If it's a common enough tactic to target NPC dressed and/or acting a certain way, then surely enemies would exploit this to distract and draw attention by using decoys, no?

Not necessarily. Who are you going to get to be the decoy? You will lose more in tactical positioning and in survivability by stripping the front-line paladin down to his scanties and putting him twenty feet back than you will gain from the attacks he will draw.

Are you familiar with (American, gridiron) football? There's a concept in that game of a "trick play" or a "gadget play," where you do something unusual precisely to get your opponent, for example, to focus on the wrong person. These plays can be very effective from time-to-time. They can also backfire horribly, because the structure and rules of the game, as well as the laws of physics, strongly suggest playing in a conventional manner. That's why "trick plays" are typically used sparingly, and only by the team that is trailing at any given time.

You also need to be careful about what kind of "trick" you pull. While it might distract the opposing football team to have the quarterback play offensive tackle and an offensive tackle play quarterback,.... well, the quarterback isn't strong enough and doesn't have the skills to play in the line, and the tackle can't run or throw worth toffee. I don't see how the distraction will turn into an actual advantage, like, points on the board, when the OT fumbles the snap or throws a wobbly pass that can be easily intercepted by anyone, including the weight coach.

Dressing your paladin up like a wizard is like that,... a trick play. It might work, it might not, but it keeps the paladin from playing the role he does best, which is not a good long-term strategy. Similarly, dressing the wizard up like the paladin might work, and might not, but it also keeps the wizard from doing what he does best, which is casting spells (that 50% arcane failure chance is a heavy burden).
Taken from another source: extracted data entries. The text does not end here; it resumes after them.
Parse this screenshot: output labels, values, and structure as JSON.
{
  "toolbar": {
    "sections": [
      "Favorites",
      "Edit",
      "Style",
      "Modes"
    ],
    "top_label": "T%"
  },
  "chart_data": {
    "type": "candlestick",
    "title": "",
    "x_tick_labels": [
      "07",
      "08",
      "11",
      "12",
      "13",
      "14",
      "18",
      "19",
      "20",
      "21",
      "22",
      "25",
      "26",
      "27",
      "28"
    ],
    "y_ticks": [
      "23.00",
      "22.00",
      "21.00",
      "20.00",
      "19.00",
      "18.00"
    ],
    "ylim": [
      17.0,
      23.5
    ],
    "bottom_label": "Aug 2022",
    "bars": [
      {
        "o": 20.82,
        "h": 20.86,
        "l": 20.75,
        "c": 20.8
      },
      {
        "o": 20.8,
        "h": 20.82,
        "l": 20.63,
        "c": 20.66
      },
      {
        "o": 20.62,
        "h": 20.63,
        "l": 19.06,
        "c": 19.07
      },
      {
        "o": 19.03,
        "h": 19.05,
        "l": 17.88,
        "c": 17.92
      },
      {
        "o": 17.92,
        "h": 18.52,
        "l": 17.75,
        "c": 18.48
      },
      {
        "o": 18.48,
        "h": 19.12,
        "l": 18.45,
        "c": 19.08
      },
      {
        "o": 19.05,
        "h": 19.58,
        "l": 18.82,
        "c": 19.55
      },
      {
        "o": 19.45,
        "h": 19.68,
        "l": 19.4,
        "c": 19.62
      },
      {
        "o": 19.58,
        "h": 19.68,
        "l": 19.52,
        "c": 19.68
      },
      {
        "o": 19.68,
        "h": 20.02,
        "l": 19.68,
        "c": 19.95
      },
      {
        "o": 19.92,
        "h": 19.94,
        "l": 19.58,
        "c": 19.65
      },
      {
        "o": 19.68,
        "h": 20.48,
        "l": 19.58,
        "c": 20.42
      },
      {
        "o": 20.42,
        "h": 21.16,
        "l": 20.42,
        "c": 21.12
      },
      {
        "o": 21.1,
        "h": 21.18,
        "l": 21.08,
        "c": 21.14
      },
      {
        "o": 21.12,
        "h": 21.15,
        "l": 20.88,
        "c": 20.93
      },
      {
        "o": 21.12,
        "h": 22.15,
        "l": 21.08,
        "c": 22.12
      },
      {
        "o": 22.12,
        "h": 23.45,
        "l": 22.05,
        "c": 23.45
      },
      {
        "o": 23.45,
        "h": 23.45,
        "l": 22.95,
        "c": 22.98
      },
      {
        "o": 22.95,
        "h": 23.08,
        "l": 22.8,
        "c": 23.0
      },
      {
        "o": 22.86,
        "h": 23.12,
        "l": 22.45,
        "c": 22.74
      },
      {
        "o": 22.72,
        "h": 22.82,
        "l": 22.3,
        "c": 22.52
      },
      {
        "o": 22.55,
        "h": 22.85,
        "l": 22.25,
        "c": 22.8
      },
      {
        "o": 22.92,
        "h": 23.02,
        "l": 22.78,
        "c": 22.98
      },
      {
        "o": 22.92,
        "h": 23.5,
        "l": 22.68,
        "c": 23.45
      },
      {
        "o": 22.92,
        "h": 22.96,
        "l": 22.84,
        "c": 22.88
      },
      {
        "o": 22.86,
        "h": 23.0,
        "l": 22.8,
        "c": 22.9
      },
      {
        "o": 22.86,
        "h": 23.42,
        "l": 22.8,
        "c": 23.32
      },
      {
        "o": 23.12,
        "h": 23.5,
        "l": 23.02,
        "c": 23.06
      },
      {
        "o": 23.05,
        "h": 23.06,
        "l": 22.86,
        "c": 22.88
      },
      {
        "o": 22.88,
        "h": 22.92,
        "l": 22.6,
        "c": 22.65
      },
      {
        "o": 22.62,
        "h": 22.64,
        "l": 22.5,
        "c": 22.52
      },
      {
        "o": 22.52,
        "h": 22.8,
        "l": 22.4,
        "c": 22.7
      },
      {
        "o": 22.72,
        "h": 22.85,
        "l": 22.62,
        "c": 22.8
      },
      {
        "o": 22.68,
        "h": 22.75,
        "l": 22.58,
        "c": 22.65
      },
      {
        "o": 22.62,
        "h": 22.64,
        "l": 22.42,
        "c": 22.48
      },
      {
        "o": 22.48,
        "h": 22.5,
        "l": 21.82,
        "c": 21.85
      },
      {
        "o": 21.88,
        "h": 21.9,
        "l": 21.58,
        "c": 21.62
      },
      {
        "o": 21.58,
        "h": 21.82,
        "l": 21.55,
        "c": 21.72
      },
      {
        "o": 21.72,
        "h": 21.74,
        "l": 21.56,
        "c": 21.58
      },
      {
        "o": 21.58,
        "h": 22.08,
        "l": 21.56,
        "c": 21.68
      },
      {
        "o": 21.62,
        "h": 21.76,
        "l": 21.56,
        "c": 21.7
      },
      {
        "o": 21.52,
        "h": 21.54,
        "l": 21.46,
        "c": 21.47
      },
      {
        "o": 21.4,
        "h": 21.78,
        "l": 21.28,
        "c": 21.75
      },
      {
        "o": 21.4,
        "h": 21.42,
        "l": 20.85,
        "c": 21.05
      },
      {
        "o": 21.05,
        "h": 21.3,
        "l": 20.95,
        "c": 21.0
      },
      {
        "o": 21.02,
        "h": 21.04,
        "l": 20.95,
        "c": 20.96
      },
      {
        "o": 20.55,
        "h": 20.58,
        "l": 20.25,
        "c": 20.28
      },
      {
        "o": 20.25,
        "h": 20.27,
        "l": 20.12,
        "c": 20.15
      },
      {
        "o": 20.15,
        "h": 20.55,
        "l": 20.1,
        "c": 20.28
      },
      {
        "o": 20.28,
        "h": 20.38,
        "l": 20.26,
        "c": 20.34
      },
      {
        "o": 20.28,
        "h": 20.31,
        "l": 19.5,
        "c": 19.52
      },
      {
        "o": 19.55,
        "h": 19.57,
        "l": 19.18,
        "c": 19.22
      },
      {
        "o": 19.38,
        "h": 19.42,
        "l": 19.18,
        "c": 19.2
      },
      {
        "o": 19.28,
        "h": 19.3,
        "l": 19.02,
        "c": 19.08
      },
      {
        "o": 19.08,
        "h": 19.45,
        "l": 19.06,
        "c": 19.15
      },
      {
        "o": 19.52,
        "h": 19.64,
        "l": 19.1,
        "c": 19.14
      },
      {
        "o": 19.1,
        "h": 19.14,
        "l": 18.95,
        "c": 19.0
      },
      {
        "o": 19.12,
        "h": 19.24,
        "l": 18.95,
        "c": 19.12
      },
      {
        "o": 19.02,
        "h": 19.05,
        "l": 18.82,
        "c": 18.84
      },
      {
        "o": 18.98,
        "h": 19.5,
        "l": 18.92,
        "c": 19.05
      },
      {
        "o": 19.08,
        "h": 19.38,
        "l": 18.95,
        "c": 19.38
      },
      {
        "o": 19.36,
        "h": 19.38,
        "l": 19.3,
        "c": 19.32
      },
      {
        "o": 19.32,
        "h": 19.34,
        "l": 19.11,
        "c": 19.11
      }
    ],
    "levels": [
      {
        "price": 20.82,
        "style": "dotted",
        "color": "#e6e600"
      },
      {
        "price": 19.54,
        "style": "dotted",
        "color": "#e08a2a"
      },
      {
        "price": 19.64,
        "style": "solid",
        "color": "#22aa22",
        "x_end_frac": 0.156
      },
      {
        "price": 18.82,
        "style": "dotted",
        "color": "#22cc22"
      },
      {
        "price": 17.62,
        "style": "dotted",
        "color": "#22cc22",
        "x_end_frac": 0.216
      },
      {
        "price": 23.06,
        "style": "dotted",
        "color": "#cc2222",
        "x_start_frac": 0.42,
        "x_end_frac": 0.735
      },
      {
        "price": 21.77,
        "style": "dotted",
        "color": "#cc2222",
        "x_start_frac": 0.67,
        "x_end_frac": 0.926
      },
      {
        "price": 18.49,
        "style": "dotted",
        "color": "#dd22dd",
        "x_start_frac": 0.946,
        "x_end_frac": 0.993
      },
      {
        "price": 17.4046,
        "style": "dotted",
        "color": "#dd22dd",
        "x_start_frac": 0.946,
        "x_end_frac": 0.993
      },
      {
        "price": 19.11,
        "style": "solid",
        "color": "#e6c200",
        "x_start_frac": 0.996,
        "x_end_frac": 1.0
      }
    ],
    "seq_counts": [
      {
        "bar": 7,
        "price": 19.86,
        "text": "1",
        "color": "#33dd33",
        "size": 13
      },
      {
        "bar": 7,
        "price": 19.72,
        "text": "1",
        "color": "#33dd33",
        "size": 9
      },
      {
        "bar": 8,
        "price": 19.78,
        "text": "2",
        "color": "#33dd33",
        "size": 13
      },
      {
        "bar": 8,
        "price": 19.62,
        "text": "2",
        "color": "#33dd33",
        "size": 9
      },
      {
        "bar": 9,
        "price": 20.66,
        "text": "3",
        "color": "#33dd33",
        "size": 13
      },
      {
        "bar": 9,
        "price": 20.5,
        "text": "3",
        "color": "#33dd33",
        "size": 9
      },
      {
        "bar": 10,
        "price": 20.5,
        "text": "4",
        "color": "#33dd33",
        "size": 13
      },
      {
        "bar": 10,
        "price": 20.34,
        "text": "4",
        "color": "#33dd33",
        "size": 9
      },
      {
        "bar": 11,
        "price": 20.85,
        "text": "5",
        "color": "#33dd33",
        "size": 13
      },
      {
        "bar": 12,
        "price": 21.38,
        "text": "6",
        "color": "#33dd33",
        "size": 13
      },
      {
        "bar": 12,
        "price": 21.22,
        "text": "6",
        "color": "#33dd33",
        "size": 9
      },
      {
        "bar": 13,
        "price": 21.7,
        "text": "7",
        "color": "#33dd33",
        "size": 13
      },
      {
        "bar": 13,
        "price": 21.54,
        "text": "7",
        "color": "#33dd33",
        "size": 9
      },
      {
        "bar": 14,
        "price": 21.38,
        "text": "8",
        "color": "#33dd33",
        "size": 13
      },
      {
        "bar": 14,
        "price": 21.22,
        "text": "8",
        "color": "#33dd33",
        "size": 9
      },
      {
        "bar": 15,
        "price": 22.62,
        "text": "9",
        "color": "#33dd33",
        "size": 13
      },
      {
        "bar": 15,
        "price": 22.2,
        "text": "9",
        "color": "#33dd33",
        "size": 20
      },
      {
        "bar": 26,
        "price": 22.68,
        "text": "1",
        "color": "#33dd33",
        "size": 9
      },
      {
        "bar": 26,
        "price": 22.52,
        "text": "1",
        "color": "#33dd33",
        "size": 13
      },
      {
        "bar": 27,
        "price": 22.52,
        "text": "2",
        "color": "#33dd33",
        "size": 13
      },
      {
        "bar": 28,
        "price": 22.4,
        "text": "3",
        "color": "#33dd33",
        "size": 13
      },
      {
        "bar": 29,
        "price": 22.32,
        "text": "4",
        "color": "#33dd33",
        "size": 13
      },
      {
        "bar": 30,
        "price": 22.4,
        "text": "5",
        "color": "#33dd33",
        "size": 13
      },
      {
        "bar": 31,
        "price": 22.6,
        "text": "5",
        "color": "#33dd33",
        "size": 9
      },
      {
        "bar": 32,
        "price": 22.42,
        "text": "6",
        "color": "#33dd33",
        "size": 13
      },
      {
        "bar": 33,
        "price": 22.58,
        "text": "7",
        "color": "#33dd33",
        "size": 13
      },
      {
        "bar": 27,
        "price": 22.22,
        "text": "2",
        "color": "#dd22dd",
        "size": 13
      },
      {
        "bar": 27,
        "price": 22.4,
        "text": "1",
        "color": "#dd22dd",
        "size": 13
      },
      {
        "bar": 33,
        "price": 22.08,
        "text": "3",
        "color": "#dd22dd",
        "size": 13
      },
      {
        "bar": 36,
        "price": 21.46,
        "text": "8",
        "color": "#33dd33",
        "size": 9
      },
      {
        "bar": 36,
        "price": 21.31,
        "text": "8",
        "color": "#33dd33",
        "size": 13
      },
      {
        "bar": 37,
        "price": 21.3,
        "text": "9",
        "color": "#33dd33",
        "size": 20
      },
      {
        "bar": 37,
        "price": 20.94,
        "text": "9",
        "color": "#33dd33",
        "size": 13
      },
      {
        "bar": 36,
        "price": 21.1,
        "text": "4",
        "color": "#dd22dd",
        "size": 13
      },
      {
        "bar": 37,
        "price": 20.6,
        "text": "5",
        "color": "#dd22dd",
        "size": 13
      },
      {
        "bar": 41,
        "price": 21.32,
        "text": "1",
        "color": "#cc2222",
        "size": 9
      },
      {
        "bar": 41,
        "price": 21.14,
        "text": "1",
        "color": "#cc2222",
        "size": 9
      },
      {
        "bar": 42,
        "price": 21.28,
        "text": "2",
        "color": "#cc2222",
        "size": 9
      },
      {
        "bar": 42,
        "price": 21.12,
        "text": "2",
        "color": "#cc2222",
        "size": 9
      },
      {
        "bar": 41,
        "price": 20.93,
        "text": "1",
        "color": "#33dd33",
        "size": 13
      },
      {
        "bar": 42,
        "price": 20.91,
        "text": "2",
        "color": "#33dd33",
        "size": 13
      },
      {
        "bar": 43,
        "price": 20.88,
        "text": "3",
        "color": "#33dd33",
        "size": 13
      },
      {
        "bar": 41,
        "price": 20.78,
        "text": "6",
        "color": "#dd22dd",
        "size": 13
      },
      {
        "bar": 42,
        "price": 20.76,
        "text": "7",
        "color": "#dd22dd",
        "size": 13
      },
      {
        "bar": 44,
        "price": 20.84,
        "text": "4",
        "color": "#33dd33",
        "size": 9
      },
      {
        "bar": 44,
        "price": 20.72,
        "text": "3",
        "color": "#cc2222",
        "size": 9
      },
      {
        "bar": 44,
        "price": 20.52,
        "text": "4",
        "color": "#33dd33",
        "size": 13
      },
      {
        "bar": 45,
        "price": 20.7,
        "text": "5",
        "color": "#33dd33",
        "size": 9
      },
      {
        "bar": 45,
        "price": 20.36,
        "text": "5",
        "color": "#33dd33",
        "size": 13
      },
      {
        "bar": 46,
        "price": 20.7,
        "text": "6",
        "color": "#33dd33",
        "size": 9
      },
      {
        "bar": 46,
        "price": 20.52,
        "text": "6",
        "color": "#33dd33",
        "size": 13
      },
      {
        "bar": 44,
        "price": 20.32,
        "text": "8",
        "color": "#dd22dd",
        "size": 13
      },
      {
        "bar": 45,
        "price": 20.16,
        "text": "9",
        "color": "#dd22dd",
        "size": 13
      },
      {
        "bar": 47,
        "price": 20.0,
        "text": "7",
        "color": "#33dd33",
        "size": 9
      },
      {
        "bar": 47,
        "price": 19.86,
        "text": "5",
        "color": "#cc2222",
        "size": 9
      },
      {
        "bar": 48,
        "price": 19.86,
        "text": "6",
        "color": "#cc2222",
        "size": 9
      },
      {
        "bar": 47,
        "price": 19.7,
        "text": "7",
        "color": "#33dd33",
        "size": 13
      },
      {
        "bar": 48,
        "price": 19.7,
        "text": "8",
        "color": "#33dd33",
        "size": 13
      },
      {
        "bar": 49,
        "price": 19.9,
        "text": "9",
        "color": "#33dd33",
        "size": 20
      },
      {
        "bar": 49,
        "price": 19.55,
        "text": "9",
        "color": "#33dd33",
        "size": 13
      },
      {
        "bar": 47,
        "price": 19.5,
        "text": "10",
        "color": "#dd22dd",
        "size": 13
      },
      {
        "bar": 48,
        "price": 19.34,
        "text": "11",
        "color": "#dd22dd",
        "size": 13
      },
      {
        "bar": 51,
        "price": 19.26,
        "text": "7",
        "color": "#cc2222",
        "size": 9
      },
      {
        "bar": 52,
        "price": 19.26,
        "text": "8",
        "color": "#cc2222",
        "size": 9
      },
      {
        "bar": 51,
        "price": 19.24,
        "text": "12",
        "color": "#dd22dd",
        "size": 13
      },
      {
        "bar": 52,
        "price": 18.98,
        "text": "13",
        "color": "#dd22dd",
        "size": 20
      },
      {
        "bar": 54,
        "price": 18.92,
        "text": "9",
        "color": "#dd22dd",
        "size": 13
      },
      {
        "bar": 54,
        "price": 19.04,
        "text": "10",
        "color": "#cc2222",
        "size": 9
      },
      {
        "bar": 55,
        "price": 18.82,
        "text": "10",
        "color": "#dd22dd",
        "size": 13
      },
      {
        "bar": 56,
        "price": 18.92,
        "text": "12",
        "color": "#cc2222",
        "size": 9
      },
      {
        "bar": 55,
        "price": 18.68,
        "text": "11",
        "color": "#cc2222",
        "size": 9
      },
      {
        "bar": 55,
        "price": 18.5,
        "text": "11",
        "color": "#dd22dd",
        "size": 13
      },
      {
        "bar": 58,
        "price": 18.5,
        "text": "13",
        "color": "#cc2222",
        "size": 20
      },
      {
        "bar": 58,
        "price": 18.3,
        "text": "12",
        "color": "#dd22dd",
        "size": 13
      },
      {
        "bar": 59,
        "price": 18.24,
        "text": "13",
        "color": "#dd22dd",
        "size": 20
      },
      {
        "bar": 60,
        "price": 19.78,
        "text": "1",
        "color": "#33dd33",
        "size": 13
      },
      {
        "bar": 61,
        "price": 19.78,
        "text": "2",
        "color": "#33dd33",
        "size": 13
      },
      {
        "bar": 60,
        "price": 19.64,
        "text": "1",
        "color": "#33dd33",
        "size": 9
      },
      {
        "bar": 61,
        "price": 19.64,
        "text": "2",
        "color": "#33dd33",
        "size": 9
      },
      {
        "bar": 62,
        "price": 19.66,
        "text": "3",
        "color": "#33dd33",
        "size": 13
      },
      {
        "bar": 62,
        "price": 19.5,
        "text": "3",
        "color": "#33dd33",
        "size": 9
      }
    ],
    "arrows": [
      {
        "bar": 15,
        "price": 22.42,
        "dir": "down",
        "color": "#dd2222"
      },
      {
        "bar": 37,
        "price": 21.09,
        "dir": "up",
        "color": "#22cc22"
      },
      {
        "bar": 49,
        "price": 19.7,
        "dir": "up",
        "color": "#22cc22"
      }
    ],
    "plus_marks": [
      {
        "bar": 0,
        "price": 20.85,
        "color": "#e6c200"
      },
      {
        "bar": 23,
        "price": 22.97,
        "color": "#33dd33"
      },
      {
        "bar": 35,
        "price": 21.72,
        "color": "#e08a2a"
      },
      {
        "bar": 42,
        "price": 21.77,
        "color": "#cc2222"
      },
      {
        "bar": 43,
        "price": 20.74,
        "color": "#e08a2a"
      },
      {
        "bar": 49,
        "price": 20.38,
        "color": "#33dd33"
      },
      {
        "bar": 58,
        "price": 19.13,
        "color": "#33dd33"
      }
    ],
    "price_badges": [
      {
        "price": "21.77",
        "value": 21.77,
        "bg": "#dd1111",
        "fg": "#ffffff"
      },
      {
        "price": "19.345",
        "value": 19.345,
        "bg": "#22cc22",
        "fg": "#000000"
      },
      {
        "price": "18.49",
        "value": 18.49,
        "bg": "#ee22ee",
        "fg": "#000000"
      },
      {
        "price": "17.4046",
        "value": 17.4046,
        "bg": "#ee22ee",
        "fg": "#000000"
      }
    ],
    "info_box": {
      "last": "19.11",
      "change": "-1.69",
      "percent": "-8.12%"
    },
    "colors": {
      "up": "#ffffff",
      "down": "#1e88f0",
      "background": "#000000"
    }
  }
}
Bards are powerful, and they are more powerful the more people they are buffing. With half a dozen other melee types in the party -- yeah, they're amazing. This is normal for high-level play. And 6-7 players are FAR more powerful than 4 players (the usual standard for encounter design). Enemies should have plenty of mooks, more hit points, and there own buffers, if you want them to be any kind of obstacle. Also they should be seeking terrain advantages from your party -- cover, flying, be on the other side of a wall with arrow slits.

As to countering the bard specifically:

Enemies can certainly target the bard. I'd expect them to.

Enemies can have bards of their own. Everyone gets buffed!

Silence will shut down bards that use audible performances, which is most of them, at least within the radius of the spell. Someone could cast it on an ally/minion, who then charges/Acrobatics and grapples the bard. Visual performances can be nerfed by vision-blocking spells, of which there are a great many.

Bards have poor Fort saves. At this level, enemies should have a spellcaster or too -- just turn the bard into a fluffy bunny rabbit, or into stone, or fill the air around him with a [i]cloudkill[l/i] or something like that.

Have some enemies use song-based attacks (really powerful harpies or sirens?) -- the bard will have to chooose between buffing his friends, and using countersong to stop the enemy (which will make him feel nice as that ability is rarely used.)